The researchers measured factors such as the overall number of insects, the number of different species, whether plants were native or not, and the area covered by plants. Coverage was calculated by adding the areas spanned by individual specimens, so a garden could have a coverage greater than the area of land due to vegetation overlapping.

They found insect numbers and species richness correlated strongly with plant coverage and plant richness. But neither the size of the garden nor, to their surprise, the proportion of native plant coverage made any difference.

In theory, native plants should be better. Pollinating insects often have adaptions for particular flower shapes, while some plant-eating insects consume specific varieties.

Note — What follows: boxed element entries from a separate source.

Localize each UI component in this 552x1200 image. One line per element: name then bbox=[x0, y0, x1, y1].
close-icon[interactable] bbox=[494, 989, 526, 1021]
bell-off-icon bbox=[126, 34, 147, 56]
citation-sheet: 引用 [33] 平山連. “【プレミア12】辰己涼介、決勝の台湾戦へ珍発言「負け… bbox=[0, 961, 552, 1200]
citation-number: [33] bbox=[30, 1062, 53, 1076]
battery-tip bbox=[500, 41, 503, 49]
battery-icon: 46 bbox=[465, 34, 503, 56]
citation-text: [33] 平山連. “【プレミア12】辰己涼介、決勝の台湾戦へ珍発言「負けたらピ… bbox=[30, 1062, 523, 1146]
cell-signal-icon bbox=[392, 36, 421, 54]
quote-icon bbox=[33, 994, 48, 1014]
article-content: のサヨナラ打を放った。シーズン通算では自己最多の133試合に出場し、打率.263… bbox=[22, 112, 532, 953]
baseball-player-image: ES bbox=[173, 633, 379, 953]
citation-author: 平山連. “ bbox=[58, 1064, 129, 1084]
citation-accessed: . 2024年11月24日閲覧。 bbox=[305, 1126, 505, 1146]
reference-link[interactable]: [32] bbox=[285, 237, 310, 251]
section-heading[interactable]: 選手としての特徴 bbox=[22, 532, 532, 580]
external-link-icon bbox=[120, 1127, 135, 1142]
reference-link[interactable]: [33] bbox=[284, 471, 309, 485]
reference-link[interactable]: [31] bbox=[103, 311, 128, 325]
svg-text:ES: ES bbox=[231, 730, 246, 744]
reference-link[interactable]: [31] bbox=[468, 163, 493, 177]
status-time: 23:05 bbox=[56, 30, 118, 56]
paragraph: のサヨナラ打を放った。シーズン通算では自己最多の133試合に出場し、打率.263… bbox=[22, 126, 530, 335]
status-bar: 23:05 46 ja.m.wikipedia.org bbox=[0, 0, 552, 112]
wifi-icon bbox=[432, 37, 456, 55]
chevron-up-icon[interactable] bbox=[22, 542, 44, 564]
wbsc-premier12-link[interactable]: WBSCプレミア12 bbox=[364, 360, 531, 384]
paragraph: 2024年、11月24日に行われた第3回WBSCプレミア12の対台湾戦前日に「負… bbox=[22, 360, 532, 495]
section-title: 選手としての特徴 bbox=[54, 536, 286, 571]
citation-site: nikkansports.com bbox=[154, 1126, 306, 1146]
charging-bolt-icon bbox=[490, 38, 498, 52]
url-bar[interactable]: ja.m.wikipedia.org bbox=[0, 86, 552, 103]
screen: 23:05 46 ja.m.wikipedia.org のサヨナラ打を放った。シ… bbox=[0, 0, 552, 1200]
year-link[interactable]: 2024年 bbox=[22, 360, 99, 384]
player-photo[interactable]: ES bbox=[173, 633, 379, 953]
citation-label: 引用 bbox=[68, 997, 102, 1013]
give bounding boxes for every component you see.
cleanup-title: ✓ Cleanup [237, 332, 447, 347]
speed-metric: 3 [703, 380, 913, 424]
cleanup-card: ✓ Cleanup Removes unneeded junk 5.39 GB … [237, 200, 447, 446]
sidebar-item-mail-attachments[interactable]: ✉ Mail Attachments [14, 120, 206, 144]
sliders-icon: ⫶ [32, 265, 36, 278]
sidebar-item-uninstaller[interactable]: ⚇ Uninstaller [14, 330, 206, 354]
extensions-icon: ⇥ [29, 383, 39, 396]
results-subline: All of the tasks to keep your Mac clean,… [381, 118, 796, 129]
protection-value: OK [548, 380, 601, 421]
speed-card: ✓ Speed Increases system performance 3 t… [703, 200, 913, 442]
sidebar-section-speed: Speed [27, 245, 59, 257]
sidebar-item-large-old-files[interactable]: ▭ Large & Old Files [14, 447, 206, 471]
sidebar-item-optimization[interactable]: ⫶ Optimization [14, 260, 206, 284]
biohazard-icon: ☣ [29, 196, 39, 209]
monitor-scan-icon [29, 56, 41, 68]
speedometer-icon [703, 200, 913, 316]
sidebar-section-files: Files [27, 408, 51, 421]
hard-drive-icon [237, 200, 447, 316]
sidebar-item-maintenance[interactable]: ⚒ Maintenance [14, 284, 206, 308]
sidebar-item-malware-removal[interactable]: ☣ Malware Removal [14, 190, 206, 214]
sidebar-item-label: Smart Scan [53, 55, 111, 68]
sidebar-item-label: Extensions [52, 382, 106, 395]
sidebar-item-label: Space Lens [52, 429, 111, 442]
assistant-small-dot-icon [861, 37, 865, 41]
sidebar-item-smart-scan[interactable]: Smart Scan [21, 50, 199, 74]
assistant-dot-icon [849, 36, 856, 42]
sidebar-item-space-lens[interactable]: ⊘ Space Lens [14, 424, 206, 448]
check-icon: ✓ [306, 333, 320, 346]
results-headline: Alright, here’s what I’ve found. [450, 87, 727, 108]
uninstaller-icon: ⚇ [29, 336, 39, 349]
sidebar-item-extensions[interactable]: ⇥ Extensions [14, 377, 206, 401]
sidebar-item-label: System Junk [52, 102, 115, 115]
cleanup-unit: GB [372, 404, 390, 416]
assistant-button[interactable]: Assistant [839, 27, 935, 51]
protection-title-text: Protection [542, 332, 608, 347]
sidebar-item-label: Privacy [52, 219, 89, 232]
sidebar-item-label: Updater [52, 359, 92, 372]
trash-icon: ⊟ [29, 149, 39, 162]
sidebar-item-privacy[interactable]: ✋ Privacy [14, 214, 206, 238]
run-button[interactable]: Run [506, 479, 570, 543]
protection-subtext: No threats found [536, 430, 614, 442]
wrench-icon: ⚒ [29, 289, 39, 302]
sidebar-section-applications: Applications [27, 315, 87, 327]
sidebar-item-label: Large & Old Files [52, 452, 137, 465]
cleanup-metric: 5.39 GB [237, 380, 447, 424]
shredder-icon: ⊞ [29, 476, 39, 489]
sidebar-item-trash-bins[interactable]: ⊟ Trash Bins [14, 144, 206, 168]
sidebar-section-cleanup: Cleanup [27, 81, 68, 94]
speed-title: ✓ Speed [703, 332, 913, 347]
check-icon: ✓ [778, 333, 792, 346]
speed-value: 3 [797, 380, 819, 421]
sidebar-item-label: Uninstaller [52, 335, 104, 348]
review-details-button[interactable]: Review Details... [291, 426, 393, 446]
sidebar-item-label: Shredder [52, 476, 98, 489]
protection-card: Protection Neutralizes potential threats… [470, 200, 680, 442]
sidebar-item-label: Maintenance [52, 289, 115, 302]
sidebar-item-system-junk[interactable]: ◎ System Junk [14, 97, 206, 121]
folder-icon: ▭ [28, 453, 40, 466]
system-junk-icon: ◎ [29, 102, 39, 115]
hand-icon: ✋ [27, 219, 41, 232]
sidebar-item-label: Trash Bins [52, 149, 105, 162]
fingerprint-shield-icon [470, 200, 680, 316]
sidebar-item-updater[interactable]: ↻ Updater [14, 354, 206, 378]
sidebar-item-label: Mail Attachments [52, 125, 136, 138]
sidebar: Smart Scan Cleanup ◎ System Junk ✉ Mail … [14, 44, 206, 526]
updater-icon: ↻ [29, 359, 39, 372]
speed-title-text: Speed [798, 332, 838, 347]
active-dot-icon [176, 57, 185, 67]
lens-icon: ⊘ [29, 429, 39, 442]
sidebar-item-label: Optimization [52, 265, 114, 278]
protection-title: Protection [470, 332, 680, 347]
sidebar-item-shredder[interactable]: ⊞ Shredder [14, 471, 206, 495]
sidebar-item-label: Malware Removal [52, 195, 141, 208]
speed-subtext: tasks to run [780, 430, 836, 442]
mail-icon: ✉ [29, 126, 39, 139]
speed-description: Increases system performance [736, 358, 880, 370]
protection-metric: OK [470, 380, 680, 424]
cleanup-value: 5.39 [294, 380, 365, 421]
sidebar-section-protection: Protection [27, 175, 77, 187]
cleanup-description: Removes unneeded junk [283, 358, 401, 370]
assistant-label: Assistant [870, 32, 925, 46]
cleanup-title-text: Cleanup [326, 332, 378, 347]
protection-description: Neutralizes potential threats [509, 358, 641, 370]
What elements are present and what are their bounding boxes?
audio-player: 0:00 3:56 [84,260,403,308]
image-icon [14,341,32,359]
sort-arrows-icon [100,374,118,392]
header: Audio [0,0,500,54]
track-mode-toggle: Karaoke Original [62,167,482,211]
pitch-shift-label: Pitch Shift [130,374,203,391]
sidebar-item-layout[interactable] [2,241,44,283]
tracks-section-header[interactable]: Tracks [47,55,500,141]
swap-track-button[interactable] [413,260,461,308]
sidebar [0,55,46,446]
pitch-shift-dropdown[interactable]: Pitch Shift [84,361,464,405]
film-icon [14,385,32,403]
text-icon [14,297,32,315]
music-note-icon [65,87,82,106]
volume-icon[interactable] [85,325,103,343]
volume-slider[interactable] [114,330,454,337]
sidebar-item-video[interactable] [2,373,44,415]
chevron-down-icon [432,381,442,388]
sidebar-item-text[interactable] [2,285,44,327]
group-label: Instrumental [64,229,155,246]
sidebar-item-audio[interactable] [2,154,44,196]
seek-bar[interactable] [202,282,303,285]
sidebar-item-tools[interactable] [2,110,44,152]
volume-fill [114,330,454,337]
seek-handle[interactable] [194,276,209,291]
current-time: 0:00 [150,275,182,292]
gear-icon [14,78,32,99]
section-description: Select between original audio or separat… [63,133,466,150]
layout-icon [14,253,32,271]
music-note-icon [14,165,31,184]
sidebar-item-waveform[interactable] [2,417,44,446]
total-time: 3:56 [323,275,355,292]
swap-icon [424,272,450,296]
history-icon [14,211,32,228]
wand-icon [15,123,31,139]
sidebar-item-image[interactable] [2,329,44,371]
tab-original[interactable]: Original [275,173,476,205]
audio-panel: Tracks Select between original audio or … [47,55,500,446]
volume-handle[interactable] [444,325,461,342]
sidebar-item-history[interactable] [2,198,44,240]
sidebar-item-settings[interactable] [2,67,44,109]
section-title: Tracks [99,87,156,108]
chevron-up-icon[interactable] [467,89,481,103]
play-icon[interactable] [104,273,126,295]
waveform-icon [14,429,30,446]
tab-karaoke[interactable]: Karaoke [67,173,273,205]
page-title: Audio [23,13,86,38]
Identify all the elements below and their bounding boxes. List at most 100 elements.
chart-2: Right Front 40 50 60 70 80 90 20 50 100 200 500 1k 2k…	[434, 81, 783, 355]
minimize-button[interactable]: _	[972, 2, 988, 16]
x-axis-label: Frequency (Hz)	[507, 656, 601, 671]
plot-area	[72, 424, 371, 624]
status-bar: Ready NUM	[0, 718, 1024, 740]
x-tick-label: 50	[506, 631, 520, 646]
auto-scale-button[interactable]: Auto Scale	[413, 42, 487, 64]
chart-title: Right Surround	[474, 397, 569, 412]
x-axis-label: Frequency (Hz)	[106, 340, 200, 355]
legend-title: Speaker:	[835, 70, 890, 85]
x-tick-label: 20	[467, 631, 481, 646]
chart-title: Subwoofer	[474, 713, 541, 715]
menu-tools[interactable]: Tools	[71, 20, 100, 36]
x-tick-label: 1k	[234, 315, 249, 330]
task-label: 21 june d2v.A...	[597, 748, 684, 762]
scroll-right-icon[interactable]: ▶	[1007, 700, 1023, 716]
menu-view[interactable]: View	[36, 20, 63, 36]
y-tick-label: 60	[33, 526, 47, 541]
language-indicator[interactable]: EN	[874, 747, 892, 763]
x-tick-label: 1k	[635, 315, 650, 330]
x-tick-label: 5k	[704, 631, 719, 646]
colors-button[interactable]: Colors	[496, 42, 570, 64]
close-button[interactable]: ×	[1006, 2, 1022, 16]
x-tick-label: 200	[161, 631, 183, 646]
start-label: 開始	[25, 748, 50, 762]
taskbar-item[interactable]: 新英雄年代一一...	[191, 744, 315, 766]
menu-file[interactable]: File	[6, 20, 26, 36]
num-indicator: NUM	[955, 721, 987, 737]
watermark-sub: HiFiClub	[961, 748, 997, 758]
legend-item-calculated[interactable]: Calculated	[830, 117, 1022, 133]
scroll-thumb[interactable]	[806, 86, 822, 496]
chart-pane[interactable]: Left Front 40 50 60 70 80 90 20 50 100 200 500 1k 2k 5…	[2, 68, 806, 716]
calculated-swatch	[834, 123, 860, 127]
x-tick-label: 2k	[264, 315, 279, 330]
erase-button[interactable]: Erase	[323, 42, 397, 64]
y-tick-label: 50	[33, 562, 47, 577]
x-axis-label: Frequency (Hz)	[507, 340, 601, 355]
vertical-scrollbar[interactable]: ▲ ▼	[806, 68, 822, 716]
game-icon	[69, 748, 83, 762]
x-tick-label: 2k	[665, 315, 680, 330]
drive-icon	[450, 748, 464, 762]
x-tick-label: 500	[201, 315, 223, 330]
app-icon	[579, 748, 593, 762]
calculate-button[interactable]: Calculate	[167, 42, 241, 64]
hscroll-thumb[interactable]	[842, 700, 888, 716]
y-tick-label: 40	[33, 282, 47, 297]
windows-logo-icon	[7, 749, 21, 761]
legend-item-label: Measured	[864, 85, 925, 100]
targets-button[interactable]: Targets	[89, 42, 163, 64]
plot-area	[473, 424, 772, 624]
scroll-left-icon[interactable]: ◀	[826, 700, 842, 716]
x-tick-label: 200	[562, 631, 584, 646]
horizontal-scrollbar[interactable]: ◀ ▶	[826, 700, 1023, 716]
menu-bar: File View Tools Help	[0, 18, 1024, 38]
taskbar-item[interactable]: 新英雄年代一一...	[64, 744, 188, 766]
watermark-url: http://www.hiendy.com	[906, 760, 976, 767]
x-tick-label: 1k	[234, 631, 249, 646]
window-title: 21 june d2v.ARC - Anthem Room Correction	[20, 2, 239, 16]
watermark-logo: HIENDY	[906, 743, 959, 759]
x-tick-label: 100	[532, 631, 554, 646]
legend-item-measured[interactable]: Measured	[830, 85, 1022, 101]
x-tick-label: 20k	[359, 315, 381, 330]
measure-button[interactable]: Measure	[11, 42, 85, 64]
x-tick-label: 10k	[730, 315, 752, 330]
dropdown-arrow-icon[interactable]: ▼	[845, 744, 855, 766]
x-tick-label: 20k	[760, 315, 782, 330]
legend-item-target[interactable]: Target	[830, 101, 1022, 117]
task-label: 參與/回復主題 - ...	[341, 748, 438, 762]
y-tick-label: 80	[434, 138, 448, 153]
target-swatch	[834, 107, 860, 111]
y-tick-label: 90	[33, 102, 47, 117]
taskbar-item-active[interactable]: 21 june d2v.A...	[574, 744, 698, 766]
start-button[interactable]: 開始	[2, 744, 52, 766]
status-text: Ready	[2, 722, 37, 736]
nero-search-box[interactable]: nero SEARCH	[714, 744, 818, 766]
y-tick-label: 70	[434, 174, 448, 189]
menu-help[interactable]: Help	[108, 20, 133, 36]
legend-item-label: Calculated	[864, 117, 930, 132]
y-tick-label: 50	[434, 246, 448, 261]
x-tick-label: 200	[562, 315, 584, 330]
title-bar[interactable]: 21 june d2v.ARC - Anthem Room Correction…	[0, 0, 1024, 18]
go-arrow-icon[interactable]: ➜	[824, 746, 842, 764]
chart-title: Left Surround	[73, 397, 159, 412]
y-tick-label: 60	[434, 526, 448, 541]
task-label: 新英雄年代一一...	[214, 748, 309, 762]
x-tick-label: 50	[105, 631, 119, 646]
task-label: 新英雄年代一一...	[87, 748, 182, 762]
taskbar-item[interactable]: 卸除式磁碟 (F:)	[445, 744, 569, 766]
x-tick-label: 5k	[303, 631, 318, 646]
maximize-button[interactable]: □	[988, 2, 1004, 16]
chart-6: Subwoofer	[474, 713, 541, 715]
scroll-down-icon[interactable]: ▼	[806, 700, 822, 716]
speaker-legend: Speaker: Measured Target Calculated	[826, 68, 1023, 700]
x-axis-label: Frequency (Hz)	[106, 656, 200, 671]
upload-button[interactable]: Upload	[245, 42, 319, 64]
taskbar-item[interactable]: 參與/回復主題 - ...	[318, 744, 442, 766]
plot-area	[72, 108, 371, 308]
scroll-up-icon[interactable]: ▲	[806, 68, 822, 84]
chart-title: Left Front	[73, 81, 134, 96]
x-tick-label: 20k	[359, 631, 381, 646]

There are several possible explanations for why the proportion of native plants made no difference, says Morpurgo. It could be that the insects that thrive in cities are generalists, for instance, or that many of the insects are exotic, too. The study didn’t classify insects as native or not.

Research on larger garden plots at Wisley in the UK has produced broadly similar results. “The more plant matter, the more invertebrates,” says Andrew Salisbury at the Royal Horticultural Society (RHS), who led those studies.

But one of the RHS studies did find that native vegetation can support a slightly higher abundance of plant-eating species such as caterpillars, says Salisbury.

Morpurgo says he would still encourage people to grow native species. “There are more benefits to native plants than just helping insects,” he says, such as their cultural value.

His main advice is do nothing, and just let plants – including those some call weeds – grow and attract wildlife. “Just leave everything as is, and nature will come around to your garden,” says Morpurgo.